Padre Mario, a sua volta, si dice convinto che, per parlare di stabilità di fede, in una famiglia cristiana, occorra procedere con grande gradualità e pazienza. «Il segno di un’effettiva adesione alla fede adulta e consapevole? Innanzitutto, la fedeltà nel matrimonio. Il periodo attorno ai 35-40 anni per l’uomo e 25-30 per la donna è quello decisivo: o diventano definitivamente cristiani o ritornano alla tradizione animista. Il terreno fertile sul quale il seme della Parola fruttifica è la vita quotidiana orientata a Dio, senza nulla di straordinario; è la capacità di riflessione interiore, di preghiera, il che poi si traduce in un “vedere e giudicare” i comportamenti secondo il Vangelo».

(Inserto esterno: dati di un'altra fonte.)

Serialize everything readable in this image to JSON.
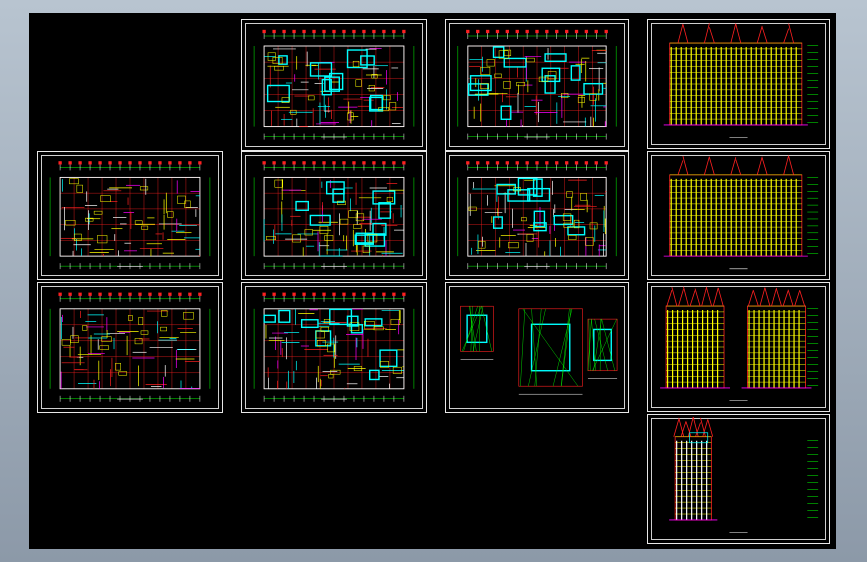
{
  "window": {
    "background": "#000000"
  },
  "sheets": [
    {
      "id": "sheet-plan-a-upper",
      "kind": "plan",
      "caption": ""
    },
    {
      "id": "sheet-plan-a-lower",
      "kind": "plan",
      "caption": ""
    },
    {
      "id": "sheet-plan-b1",
      "kind": "plan",
      "caption": ""
    },
    {
      "id": "sheet-plan-b2",
      "kind": "plan",
      "caption": ""
    },
    {
      "id": "sheet-plan-b3",
      "kind": "plan",
      "caption": ""
    },
    {
      "id": "sheet-plan-c1",
      "kind": "plan",
      "caption": ""
    },
    {
      "id": "sheet-plan-c2",
      "kind": "plan",
      "caption": ""
    },
    {
      "id": "sheet-details",
      "kind": "detail",
      "caption": ""
    },
    {
      "id": "sheet-elev-front",
      "kind": "elevation",
      "caption": ""
    },
    {
      "id": "sheet-elev-rear",
      "kind": "elevation",
      "caption": ""
    },
    {
      "id": "sheet-elev-sides",
      "kind": "elevation",
      "caption": ""
    },
    {
      "id": "sheet-section",
      "kind": "section",
      "caption": ""
    }
  ],
  "colors": {
    "red": "#ff2020",
    "yellow": "#ffff00",
    "cyan": "#00ffff",
    "green": "#00ff00",
    "white": "#ffffff",
    "magenta": "#ff00ff",
    "blue": "#4060ff"
  }
}
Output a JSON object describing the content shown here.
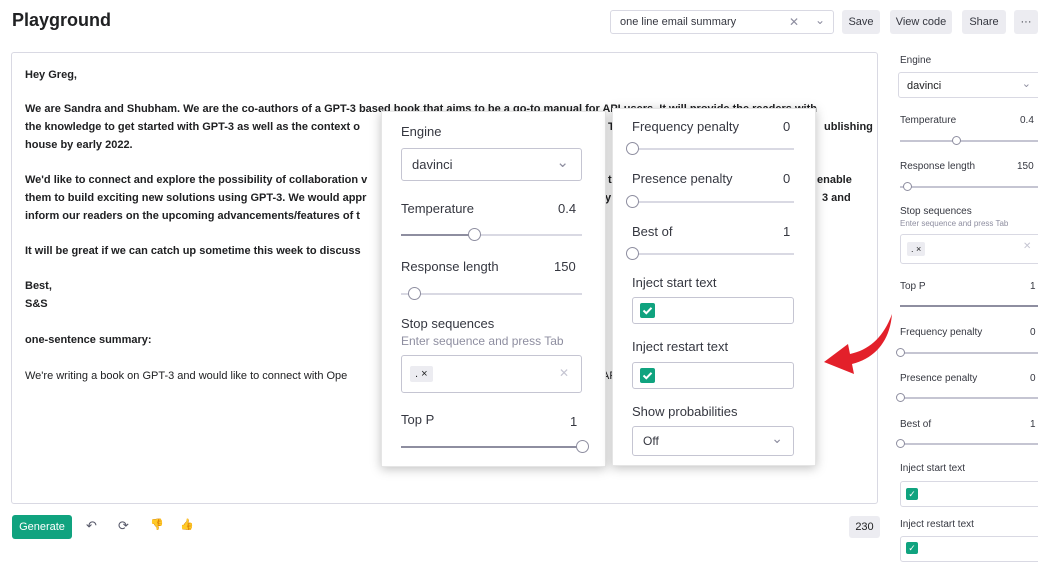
{
  "header": {
    "title": "Playground",
    "preset_value": "one line email summary",
    "save_label": "Save",
    "view_code_label": "View code",
    "share_label": "Share",
    "more_label": "···"
  },
  "editor": {
    "greeting": "Hey Greg,",
    "para1_line1": "We are Sandra and Shubham. We are the co-authors of a GPT-3 based book that aims to be a go-to manual for API users. It will provide the readers with",
    "para1_line2a": "the knowledge to get started with GPT-3 as well as the context o",
    "para1_line2b": "T",
    "para1_line2c": "ublishing",
    "para1_line3": "house by early 2022.",
    "para2_line1a": "We'd like to connect and explore the possibility of collaboration v",
    "para2_line1b": "t",
    "para2_line1c": "enable",
    "para2_line2a": "them to build exciting new solutions using GPT-3. We would appr",
    "para2_line2b": "ly",
    "para2_line2c": "3 and",
    "para2_line3": "inform our readers on the upcoming advancements/features of t",
    "para3": "It will be great if we can catch up sometime this week to discuss",
    "signoff1": "Best,",
    "signoff2": "S&S",
    "prompt_label": "one-sentence summary:",
    "completion_a": "We're writing a book on GPT-3 and would like to connect with Ope",
    "completion_b": "AF"
  },
  "footer": {
    "generate_label": "Generate",
    "undo_icon": "↶",
    "regenerate_icon": "⟳",
    "thumbs_down_icon": "👎",
    "thumbs_up_icon": "👍",
    "token_count": "230"
  },
  "sidebar": {
    "engine_label": "Engine",
    "engine_value": "davinci",
    "temperature_label": "Temperature",
    "temperature_value": "0.4",
    "response_length_label": "Response length",
    "response_length_value": "150",
    "stop_sequences_label": "Stop sequences",
    "stop_sequences_placeholder": "Enter sequence and press Tab",
    "stop_token": ". ×",
    "top_p_label": "Top P",
    "top_p_value": "1",
    "frequency_penalty_label": "Frequency penalty",
    "frequency_penalty_value": "0",
    "presence_penalty_label": "Presence penalty",
    "presence_penalty_value": "0",
    "best_of_label": "Best of",
    "best_of_value": "1",
    "inject_start_label": "Inject start text",
    "inject_restart_label": "Inject restart text"
  },
  "zoom_left": {
    "engine_label": "Engine",
    "engine_value": "davinci",
    "temperature_label": "Temperature",
    "temperature_value": "0.4",
    "response_length_label": "Response length",
    "response_length_value": "150",
    "stop_sequences_label": "Stop sequences",
    "stop_sequences_placeholder": "Enter sequence and press Tab",
    "stop_token": ". ×",
    "top_p_label": "Top P",
    "top_p_value": "1"
  },
  "zoom_right": {
    "frequency_penalty_label": "Frequency penalty",
    "frequency_penalty_value": "0",
    "presence_penalty_label": "Presence penalty",
    "presence_penalty_value": "0",
    "best_of_label": "Best of",
    "best_of_value": "1",
    "inject_start_label": "Inject start text",
    "inject_restart_label": "Inject restart text",
    "show_probabilities_label": "Show probabilities",
    "show_probabilities_value": "Off"
  },
  "colors": {
    "accent": "#10a37f",
    "arrow": "#e3202a"
  }
}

Insiste: «In Africa, un prete può chiedere ai cristiani di dire più rosari al giorno, passare una notte continua in preghiera, partecipare alla Messa domenicale di tre o più ore e nessuno si tirerà indietro. La gente è abituata a prendere parte a Messe, pellegrinaggi o adorazioni interminabili. Ma la conversione interiore del cuore è un’altra cosa. Cambiare la vita secondo il Vangelo è affare ben diverso».